Up until about six months ago my wife (53 Y denied that she was in menopause. Then her doctor told her that the blood tests don't lie, she was in full swing. Thankfully she is not plagued by the hot flashes or the cold flashes but the mood swings don't pass this house by! Five months of therapy with a marital relations therapist have been counter productive. When she first started the therapy she only said "no" and now it's "HELL NO". I guess the therapy is doing something for her self image but it's blasting mine all to hell.
I know that I'm to blame to some extent. I often talked and fantasized while we were having sex and the fantasies usually involved someone else, sometimes a teenager (as if a nubile young hottie would have any interest in a flabby old 50+ Y. Last Thursday night my wife told me for the FIRST time that it made her feel inadequate to talk about someone else. I had no idea, I thought she was in on the fantasy as well. We have a good friend (attractive, mid 30's, nice body) who I often talked about while we were making love, My wife was the one who brought her name up, I thought it was her idea. Bad idea (although the idea of sex with that friend is a very exciting concept).

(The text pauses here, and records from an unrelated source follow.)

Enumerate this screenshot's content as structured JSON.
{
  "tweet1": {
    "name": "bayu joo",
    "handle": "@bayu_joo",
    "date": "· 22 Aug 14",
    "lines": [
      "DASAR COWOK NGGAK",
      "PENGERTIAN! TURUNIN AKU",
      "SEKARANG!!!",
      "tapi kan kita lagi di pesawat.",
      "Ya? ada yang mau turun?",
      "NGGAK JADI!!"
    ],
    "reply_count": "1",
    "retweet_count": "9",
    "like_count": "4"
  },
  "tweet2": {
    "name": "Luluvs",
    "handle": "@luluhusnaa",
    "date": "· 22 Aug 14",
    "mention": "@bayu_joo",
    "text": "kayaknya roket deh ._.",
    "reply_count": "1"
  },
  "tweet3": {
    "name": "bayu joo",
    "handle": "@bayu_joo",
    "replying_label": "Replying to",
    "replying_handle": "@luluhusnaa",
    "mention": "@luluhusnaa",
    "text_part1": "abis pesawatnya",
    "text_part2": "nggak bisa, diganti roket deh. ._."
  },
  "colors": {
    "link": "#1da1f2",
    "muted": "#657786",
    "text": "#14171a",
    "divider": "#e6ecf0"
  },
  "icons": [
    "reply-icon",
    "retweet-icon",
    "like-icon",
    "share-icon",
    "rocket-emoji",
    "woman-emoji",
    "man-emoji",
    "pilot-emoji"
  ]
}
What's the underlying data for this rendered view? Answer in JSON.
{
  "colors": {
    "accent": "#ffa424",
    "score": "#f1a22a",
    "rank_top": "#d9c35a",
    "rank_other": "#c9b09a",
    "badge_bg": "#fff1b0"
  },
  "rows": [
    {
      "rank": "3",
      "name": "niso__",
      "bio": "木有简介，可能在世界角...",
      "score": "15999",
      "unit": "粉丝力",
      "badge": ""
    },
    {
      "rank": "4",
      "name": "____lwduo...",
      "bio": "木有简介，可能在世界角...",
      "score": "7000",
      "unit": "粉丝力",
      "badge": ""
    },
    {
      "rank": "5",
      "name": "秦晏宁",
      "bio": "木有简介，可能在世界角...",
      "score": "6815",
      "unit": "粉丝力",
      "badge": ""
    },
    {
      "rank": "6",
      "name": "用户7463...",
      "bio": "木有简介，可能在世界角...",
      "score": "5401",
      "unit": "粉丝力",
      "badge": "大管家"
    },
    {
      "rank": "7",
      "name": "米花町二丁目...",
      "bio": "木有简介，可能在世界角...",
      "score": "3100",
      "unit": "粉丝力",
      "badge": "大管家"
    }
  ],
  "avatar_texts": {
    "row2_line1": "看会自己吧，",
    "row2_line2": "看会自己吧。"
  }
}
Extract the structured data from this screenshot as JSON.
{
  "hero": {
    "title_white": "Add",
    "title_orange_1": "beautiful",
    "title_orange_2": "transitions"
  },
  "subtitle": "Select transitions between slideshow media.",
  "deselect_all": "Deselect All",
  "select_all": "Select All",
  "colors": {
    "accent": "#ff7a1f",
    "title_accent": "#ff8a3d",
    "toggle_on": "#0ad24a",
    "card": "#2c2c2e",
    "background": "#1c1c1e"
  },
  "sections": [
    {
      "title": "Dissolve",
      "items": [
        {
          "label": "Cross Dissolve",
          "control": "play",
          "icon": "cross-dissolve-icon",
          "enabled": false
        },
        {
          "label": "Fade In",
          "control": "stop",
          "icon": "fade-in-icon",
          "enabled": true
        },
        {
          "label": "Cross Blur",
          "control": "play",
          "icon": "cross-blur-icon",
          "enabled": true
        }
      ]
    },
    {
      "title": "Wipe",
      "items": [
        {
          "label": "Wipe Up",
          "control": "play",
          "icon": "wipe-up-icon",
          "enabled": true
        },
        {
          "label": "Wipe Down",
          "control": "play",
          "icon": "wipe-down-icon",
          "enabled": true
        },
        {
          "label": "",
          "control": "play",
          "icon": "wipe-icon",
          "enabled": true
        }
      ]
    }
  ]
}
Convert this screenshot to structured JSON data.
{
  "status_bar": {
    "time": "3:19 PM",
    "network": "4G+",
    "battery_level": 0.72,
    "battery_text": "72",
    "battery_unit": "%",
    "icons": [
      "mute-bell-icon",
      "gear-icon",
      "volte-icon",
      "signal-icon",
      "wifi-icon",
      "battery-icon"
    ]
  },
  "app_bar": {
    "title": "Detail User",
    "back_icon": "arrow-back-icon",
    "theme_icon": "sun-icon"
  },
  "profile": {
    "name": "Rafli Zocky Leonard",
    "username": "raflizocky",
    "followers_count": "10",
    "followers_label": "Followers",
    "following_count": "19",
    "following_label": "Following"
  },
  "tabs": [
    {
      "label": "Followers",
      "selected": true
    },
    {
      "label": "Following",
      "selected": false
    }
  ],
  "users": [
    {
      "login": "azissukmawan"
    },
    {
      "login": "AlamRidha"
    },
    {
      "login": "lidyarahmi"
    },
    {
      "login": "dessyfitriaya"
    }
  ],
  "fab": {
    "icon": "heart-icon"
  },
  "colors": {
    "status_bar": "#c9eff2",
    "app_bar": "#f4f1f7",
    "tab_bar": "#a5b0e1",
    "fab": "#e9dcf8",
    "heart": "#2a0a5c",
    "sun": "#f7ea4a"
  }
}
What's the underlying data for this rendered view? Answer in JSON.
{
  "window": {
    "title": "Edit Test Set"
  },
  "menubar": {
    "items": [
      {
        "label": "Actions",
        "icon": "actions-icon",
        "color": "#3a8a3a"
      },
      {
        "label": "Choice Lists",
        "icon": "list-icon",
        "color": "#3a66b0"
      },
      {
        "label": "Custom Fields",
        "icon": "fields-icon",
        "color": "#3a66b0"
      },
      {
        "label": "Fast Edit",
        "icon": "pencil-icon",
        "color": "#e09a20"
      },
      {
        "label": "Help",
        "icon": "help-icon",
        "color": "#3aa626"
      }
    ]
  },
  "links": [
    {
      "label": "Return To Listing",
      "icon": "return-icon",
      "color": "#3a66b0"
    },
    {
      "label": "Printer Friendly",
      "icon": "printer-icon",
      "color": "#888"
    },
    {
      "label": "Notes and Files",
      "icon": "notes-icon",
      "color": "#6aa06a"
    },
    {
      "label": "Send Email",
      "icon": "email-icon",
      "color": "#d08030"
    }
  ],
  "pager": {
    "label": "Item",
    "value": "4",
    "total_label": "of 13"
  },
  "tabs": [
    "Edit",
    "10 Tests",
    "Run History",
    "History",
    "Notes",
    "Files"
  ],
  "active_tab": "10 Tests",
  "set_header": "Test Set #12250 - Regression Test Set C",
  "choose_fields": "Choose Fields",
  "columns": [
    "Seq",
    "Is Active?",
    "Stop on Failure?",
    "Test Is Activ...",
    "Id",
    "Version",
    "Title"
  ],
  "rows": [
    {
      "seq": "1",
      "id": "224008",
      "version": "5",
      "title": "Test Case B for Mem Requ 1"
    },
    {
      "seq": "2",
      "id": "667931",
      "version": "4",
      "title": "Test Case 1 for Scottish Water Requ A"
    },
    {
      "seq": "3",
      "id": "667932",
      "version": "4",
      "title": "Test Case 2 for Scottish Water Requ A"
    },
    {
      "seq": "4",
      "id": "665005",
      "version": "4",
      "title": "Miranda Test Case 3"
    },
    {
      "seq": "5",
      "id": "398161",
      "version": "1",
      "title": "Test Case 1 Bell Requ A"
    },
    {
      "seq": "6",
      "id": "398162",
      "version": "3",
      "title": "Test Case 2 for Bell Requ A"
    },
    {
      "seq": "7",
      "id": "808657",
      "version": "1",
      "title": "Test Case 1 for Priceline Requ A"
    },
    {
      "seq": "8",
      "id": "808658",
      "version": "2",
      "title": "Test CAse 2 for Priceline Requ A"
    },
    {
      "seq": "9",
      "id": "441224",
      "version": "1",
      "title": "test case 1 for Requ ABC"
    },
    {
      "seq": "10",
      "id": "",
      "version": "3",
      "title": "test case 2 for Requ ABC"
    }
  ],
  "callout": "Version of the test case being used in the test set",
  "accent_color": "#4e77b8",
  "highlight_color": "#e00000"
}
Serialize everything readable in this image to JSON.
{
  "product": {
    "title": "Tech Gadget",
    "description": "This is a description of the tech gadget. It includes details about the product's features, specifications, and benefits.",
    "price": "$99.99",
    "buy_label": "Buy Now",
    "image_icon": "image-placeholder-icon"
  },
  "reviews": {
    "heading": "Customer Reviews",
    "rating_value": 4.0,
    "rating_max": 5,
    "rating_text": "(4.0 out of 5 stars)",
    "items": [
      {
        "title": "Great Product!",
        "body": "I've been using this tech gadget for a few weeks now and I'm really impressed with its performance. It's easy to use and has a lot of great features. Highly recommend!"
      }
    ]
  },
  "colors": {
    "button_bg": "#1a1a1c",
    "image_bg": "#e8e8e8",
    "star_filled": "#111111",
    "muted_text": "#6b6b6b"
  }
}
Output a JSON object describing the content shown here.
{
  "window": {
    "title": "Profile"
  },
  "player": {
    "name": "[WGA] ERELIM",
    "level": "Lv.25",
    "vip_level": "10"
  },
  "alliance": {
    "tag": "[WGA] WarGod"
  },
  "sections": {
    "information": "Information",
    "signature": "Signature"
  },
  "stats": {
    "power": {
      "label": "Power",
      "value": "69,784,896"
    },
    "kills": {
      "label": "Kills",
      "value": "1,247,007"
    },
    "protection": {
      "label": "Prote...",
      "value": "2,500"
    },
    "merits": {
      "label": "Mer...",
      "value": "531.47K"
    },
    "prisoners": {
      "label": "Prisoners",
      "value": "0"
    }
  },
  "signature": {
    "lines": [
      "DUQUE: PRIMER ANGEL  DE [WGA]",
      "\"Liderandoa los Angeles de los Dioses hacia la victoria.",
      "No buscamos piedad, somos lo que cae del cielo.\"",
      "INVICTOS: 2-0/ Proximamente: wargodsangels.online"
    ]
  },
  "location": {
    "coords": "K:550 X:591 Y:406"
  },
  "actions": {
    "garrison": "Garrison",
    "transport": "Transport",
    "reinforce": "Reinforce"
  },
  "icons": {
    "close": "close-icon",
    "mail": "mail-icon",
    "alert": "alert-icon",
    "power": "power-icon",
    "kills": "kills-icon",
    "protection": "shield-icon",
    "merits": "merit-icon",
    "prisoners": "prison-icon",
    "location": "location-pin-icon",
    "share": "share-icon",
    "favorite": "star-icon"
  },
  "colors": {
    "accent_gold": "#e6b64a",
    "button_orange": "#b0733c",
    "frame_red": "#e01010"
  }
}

I am tired of Rosy Palm and her five fingers so today I spent a couple of hours prowling through the "Couples" ads for the local area on AdultFriendFinder. There are tons of them, the only down side is that most of the couples are 30-40 YO's with a handful of early 20's thrown in. I mostly ignored the young ones, as much as it hurt my ego to do so, and concentrated on the late 30's and 40's. I replied to a BUNCH of ads. I was honest about my age, marriage status, and overall sexual frustration. I don't want people to think that I'm begging for a mercy fuck but in some sense that what I am doing. I have already received a couple of "No Thank You's" and I know there will be many more to come. I only hope that someone will find me interesting enough to strike up a conversation with me. I only hope this doesn't further shatter my marriage, I love her tremendously and don't want to hurt her.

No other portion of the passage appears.